(N.B. I was too lazy to draw diagrams, so this will probably not be too comprehensible unless you already have a pretty good idea of what I’m talking about. Sorry!)
My high-performance 2-D curve renderer, ff2, is closest in intellectual lineage to Slug. That is to say, it is purely fragment-oriented, and does not flatten; curves are evaluated per fragment. I believe this to be the best way to render vector graphics (it is work- and span-optimal and robust and admits arbitrarily good antialiasing), but I mention it because the technique family seems to be somewhat passé (e.g. Mark Kilgard’s polar stroking flattens, and apparently piet does too). Nevertheless, if you are developing a curve renderer, you may find this helpful.

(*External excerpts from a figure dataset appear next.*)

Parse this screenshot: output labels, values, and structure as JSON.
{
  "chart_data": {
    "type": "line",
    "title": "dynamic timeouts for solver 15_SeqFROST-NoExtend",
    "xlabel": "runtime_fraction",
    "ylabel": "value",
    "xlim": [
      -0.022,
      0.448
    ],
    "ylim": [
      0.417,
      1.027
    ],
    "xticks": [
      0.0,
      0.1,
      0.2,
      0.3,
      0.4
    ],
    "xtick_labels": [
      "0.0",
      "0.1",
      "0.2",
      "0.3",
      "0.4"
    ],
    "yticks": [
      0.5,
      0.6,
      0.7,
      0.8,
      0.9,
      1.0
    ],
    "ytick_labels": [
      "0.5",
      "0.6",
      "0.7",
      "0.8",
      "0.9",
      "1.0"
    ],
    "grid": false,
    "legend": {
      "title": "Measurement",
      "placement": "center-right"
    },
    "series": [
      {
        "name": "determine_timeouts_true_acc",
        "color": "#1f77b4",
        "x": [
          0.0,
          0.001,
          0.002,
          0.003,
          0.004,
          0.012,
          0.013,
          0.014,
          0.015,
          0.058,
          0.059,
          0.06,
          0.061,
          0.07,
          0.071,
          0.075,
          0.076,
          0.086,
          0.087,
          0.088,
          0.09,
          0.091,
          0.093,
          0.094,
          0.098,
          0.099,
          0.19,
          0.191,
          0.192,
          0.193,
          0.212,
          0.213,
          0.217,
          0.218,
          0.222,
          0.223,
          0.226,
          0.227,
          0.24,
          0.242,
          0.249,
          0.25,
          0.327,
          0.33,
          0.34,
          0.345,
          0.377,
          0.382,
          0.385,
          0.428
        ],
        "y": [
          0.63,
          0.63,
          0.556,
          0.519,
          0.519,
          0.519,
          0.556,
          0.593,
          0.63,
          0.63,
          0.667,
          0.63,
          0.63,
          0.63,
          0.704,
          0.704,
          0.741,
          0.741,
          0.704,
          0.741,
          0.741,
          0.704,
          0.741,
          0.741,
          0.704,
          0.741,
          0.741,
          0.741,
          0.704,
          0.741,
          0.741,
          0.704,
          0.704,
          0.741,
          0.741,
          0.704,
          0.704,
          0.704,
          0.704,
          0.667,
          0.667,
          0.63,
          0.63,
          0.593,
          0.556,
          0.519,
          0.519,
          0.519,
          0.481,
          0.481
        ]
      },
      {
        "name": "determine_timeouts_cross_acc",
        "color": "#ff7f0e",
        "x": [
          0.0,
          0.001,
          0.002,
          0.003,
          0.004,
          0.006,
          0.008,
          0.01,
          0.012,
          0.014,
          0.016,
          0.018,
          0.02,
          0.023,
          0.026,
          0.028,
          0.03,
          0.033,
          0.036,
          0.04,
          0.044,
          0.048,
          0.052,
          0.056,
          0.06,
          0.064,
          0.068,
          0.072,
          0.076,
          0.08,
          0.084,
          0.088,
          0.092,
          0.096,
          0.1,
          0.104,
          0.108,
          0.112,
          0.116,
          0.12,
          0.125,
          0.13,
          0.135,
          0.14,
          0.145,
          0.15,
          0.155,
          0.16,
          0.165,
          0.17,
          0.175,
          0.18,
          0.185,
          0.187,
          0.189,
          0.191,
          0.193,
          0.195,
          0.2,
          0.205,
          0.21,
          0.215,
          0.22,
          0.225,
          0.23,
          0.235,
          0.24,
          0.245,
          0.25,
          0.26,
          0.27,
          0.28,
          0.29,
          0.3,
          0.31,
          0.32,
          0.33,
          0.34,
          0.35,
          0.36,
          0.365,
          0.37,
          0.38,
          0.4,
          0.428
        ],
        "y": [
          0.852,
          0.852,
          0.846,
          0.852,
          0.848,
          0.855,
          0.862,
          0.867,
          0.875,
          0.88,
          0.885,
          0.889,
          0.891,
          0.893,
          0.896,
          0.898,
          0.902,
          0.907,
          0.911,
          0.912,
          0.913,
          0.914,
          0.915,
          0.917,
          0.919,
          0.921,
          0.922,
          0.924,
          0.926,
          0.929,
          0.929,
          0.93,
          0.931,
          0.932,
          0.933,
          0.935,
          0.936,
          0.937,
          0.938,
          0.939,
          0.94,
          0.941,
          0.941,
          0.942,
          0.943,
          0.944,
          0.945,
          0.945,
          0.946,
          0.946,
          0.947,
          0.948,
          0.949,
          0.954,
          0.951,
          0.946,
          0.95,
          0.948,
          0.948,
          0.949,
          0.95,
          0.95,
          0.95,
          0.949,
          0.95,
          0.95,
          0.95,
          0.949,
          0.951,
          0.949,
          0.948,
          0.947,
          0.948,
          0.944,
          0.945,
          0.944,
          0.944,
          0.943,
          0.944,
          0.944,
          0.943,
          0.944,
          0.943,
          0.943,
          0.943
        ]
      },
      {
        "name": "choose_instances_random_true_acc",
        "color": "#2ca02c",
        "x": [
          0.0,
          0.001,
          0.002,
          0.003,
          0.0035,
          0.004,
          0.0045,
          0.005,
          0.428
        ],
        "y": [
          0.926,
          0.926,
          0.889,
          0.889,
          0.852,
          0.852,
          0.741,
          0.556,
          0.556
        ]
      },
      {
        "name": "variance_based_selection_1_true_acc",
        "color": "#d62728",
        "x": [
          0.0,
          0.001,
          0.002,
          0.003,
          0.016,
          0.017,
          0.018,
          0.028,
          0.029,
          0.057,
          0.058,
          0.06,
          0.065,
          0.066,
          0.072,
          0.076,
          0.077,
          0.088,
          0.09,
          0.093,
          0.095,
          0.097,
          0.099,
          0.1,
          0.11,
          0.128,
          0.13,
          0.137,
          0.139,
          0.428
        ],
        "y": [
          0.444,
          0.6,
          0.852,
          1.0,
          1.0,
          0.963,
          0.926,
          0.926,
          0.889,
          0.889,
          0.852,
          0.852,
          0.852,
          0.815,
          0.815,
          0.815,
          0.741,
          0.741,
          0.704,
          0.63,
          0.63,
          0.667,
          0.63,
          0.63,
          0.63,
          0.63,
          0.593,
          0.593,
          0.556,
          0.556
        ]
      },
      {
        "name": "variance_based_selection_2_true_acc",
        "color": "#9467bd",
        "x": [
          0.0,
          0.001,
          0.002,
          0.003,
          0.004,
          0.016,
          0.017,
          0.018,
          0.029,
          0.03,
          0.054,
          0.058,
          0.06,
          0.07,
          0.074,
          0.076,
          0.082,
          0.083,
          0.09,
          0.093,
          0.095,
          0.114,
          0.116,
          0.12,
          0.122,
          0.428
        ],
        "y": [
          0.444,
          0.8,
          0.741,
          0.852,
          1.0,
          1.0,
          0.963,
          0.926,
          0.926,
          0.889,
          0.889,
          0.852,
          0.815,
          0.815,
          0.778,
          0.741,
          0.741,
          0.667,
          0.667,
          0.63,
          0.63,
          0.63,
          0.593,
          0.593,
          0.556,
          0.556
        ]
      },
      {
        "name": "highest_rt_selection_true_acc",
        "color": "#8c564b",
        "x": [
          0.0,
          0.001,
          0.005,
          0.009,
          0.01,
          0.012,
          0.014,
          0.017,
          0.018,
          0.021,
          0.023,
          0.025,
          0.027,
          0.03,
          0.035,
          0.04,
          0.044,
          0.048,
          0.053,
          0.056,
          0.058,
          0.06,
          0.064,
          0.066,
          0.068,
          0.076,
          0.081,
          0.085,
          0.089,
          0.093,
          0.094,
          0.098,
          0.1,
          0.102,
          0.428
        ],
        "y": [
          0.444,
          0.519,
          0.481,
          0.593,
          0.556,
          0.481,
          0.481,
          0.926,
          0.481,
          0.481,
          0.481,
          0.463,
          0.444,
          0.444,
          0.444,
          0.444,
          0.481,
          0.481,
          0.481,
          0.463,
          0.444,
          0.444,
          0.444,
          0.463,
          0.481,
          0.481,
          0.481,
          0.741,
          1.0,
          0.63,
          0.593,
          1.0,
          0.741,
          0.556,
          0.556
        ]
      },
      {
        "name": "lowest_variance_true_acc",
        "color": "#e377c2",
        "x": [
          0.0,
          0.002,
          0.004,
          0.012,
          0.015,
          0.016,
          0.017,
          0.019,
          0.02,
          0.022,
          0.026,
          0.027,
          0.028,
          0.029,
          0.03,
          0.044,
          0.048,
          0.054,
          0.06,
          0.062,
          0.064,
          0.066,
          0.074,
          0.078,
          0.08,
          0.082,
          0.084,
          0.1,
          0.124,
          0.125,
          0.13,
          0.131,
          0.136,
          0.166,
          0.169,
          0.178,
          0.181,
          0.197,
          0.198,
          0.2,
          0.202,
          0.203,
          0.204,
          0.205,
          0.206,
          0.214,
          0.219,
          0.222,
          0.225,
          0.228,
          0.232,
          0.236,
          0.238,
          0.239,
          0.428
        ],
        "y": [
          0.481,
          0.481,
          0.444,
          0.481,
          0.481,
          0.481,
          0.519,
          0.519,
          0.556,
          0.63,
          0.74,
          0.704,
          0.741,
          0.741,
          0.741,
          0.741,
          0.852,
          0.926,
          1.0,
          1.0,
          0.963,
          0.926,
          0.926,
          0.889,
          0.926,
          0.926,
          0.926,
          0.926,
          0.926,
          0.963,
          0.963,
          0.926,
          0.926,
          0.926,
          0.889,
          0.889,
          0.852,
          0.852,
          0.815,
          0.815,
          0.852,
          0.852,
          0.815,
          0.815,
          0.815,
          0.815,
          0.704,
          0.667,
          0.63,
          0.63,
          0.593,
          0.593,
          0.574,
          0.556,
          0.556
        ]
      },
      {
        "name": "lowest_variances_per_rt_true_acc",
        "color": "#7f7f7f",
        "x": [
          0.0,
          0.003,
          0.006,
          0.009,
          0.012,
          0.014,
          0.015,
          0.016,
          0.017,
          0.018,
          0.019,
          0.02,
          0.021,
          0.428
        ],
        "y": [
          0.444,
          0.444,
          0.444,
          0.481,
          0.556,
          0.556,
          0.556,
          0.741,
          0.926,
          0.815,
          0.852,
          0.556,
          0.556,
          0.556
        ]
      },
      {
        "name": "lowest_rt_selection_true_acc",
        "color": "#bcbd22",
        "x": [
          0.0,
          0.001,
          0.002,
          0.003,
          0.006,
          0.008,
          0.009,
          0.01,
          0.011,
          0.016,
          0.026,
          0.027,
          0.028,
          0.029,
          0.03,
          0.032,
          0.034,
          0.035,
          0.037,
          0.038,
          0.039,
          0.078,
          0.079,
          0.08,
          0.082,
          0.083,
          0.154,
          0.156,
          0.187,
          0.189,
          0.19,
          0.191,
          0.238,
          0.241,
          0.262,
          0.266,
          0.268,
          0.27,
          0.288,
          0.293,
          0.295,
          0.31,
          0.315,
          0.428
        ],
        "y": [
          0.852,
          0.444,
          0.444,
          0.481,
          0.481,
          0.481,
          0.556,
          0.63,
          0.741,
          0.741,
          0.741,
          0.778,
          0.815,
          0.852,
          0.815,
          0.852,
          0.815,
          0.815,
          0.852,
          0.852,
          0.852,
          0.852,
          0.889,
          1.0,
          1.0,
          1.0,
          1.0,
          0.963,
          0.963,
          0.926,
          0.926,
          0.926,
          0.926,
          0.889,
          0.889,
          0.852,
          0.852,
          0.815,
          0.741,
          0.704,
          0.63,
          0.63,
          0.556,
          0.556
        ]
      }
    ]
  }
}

One thing that confused me greatly as I was in the initial planning and design phases for ff2 was that Slug, seemingly, does a lot of extraneous work; I could not figure out why. I took a look at Pathfinder, and it seems to do the same work too. I think I’ve now figured out where this extraneous work is coming from and why I am able to avoid it.
The basic problem is as follows: we have a curve, which resides in curve-space, and a pixel, which resides in screen-space; we want to make them kiss. We could bring the pixel into curve-space, or we could bring the curve into screen-space. I argue that it is usually better to bring the pixel into curve-space. Why? Because the exact shape of the curve will be known ahead of time. The rendering equation can therefore be partially evaluated and simplified, allowing for a significant amount of work to be done up-front.
Of course, there are no free lunches. The cost here is to ‘antialiasing’. We would like to measure screenspace coverage. If, as is the fashion, we use (or approximate) a rect filter, then in screenspace, we need only to measure the coverage of a square. However, if the rendering may be subject to affine0 transformations, then this screenspace square may turn into a trapezoid in curve-space, whose coverage may be more difficult to calculate.
I offer two pieces of relief. First, affine transformations preserve relative distance. That means that distance-based antialiasing heuristics have a straightforward adaptation: find the closest point on the curve in curve-space, map back to screen-space, and find the distance there.1 Second, quality antialiasing comes at a cost. If operating in curve-space allows for the use of a higher-precision (but lower-accuracy) antialiasing method, at the same performance budget, overall visual fidelity may nevertheless be improved.